The Limited Times

Now you can see non-English news...

Proposal for electoral reform: How the opposition wants to downsize the Bundestag

2019-10-11T13:59:21.922Z


Once before, electoral reform has failed. Now start FDP, Left and Green a new attempt to reduce the size of the Bundestag. But one party particularly benefits from the status quo.



Expensive and bloated - the parliament with its 709 deputies is in the criticism. Now FDP, Greens and Left have launched a joint initiative on reform suffrage. The three opposition parties submitted a bill to downsize the Bundestag.

To achieve this, inter alia, the number of electoral constituencies should be reduced from the current 299 to 250. That would also reduce the number of direct mandates. At the same time, the initiators would like to increase the normal number of parliamentary seats from the current 598 to 630. The combination of these two measures is intended to reduce the likelihood of overhang mandates. Because of overhanging and balancing mandates the last general election had led to a record number of 709 deputies.

A reduction of the Bundestag is already debated for some time. For the time being, efforts to reform electoral law failed in April. At that time, the parties could not agree on how to implement a downsizing of parliament.

So far, one party in particular has benefited from overhang mandates

Overhang mandates arise when a party earns more direct mandates than it deserves after the second vote result. Additional parliamentary seats then arise through compensation mandates for the other parties. The law proposed by the three opposition parties seeks to avoid overhang mandates wherever possible.

"We want to prevent an inflation of the Bundestag and thereby preserve the personified proportional representation," said Greens parliamentary director Britta Haßelmann. "We suggest reducing the number of constituencies to avoid overhang mandates."

The FDP member Stefan Ruppert called the template as "an invitation to the other parties to join or make constructive proposals for change". But there can only be reforms "that do not favor a party unilaterally". At any rate, our firm goal is to prevent an enlargement of the Bundestag. "

The left-wing legal expert Friedrich Straetmanns complained that in the previous deliberations of the Electoral Commission only proposals had come out "that would have favored the Union unilaterally". Parliament is too big and would most likely continue to grow. "That this has to change, that's what big parts of the population and we think so."

So far, the Union does not want to move away from the overhang mandates.
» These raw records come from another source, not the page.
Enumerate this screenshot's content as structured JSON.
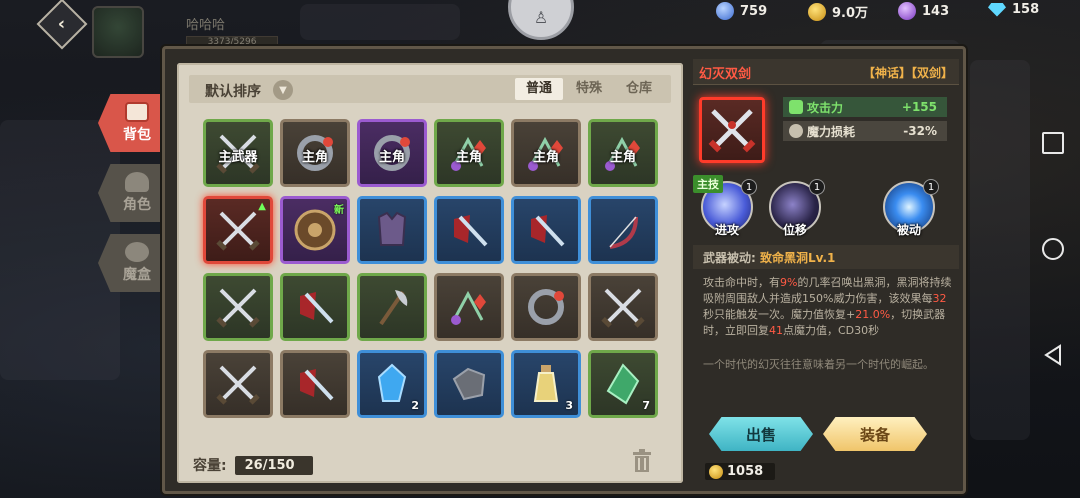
{
  "player": {
    "name": "哈哈哈",
    "exp": "3373/5296"
  },
  "currencies": [
    {
      "icon": "gem-blue-icon",
      "value": "759",
      "color": "#6aa3ff"
    },
    {
      "icon": "gold-coin-icon",
      "value": "9.0万",
      "color": "#f0c23a"
    },
    {
      "icon": "purple-gem-icon",
      "value": "143",
      "color": "#a468e6"
    },
    {
      "icon": "diamond-icon",
      "value": "158",
      "color": "#5fd8ff"
    }
  ],
  "side_tabs": {
    "bag": "背包",
    "role": "角色",
    "gem": "魔盒"
  },
  "inventory": {
    "sort_label": "默认排序",
    "tabs": [
      "普通",
      "特殊",
      "仓库"
    ],
    "capacity_label": "容量:",
    "capacity_value": "26/150",
    "slots": [
      {
        "quality": "green",
        "icon": "crossed-swords",
        "tag": "主武器"
      },
      {
        "quality": "brown",
        "icon": "ring",
        "tag": "主角"
      },
      {
        "quality": "purple",
        "icon": "ring",
        "tag": "主角"
      },
      {
        "quality": "green",
        "icon": "gem-earring",
        "tag": "主角"
      },
      {
        "quality": "brown",
        "icon": "gem-earring",
        "tag": "主角"
      },
      {
        "quality": "green",
        "icon": "gem-earring",
        "tag": "主角"
      },
      {
        "quality": "red",
        "icon": "crossed-swords",
        "upgrade": true
      },
      {
        "quality": "purple",
        "icon": "shield",
        "new": "新"
      },
      {
        "quality": "blue",
        "icon": "armor"
      },
      {
        "quality": "blue",
        "icon": "sword-shield"
      },
      {
        "quality": "blue",
        "icon": "sword-shield"
      },
      {
        "quality": "blue",
        "icon": "bow"
      },
      {
        "quality": "green",
        "icon": "crossed-swords"
      },
      {
        "quality": "green",
        "icon": "sword-shield"
      },
      {
        "quality": "green",
        "icon": "axe"
      },
      {
        "quality": "brown",
        "icon": "gem-earring"
      },
      {
        "quality": "brown",
        "icon": "ring"
      },
      {
        "quality": "brown",
        "icon": "crossed-swords"
      },
      {
        "quality": "brown",
        "icon": "crossed-swords"
      },
      {
        "quality": "brown",
        "icon": "sword-shield"
      },
      {
        "quality": "blue",
        "icon": "blue-crystal",
        "count": "2"
      },
      {
        "quality": "blue",
        "icon": "stone"
      },
      {
        "quality": "blue",
        "icon": "potion",
        "count": "3"
      },
      {
        "quality": "green",
        "icon": "green-crystal",
        "count": "7"
      }
    ]
  },
  "detail": {
    "name": "幻灭双剑",
    "tags": "【神话】【双剑】",
    "stat_atk_label": "攻击力",
    "stat_atk_value": "+155",
    "stat_mana_label": "魔力损耗",
    "stat_mana_value": "-32%",
    "main_tag": "主技",
    "skills": [
      {
        "name": "进攻",
        "level": "1",
        "color": "#4a5cd8"
      },
      {
        "name": "位移",
        "level": "1",
        "color": "#2a2448"
      },
      {
        "name": "被动",
        "level": "1",
        "color": "#1a5ac8"
      }
    ],
    "passive_label": "武器被动:",
    "passive_name": "致命黑洞Lv.1",
    "desc_1": "攻击命中时，有",
    "desc_p1": "9%",
    "desc_2": "的几率召唤出黑洞，黑洞将持续吸附周围敌人并造成150%威力伤害，该效果每",
    "desc_p2": "32",
    "desc_3": "秒只能触发一次。魔力值恢复+",
    "desc_p3": "21.0%",
    "desc_4": "，切换武器时，立即回复",
    "desc_p4": "41",
    "desc_5": "点魔力值，CD30秒",
    "flavor": "一个时代的幻灭往往意味着另一个时代的崛起。",
    "sell_label": "出售",
    "equip_label": "装备",
    "gold": "1058"
  }
}
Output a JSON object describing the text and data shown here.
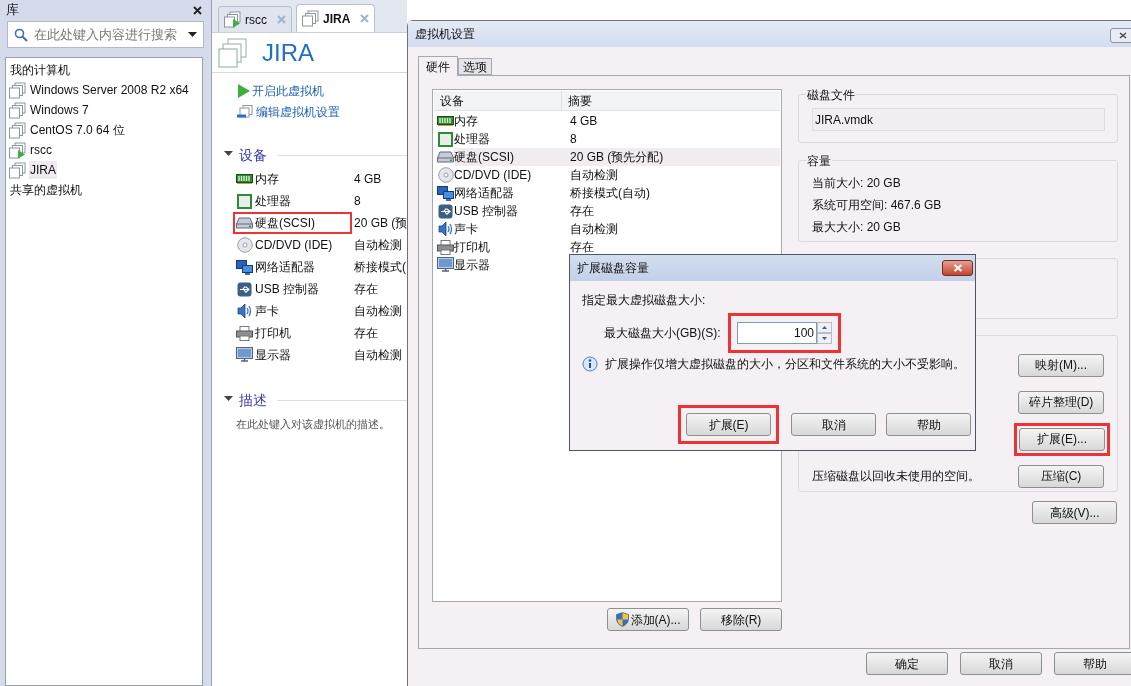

So far, she has benefited most from these.


You want to answer the Sunday question for the covenant? Vote here:

Source: spiegel

All news articles on 2019-10-11

You may like

Trends 24h

News/Politics 2024-03-28T06:04:53.137Z

Latest

© Communities 2019 - Privacy

The information on this site is from external sources that are not under our control.
The inclusion of any links does not necessarily imply a recommendation or endorse the views expressed within them.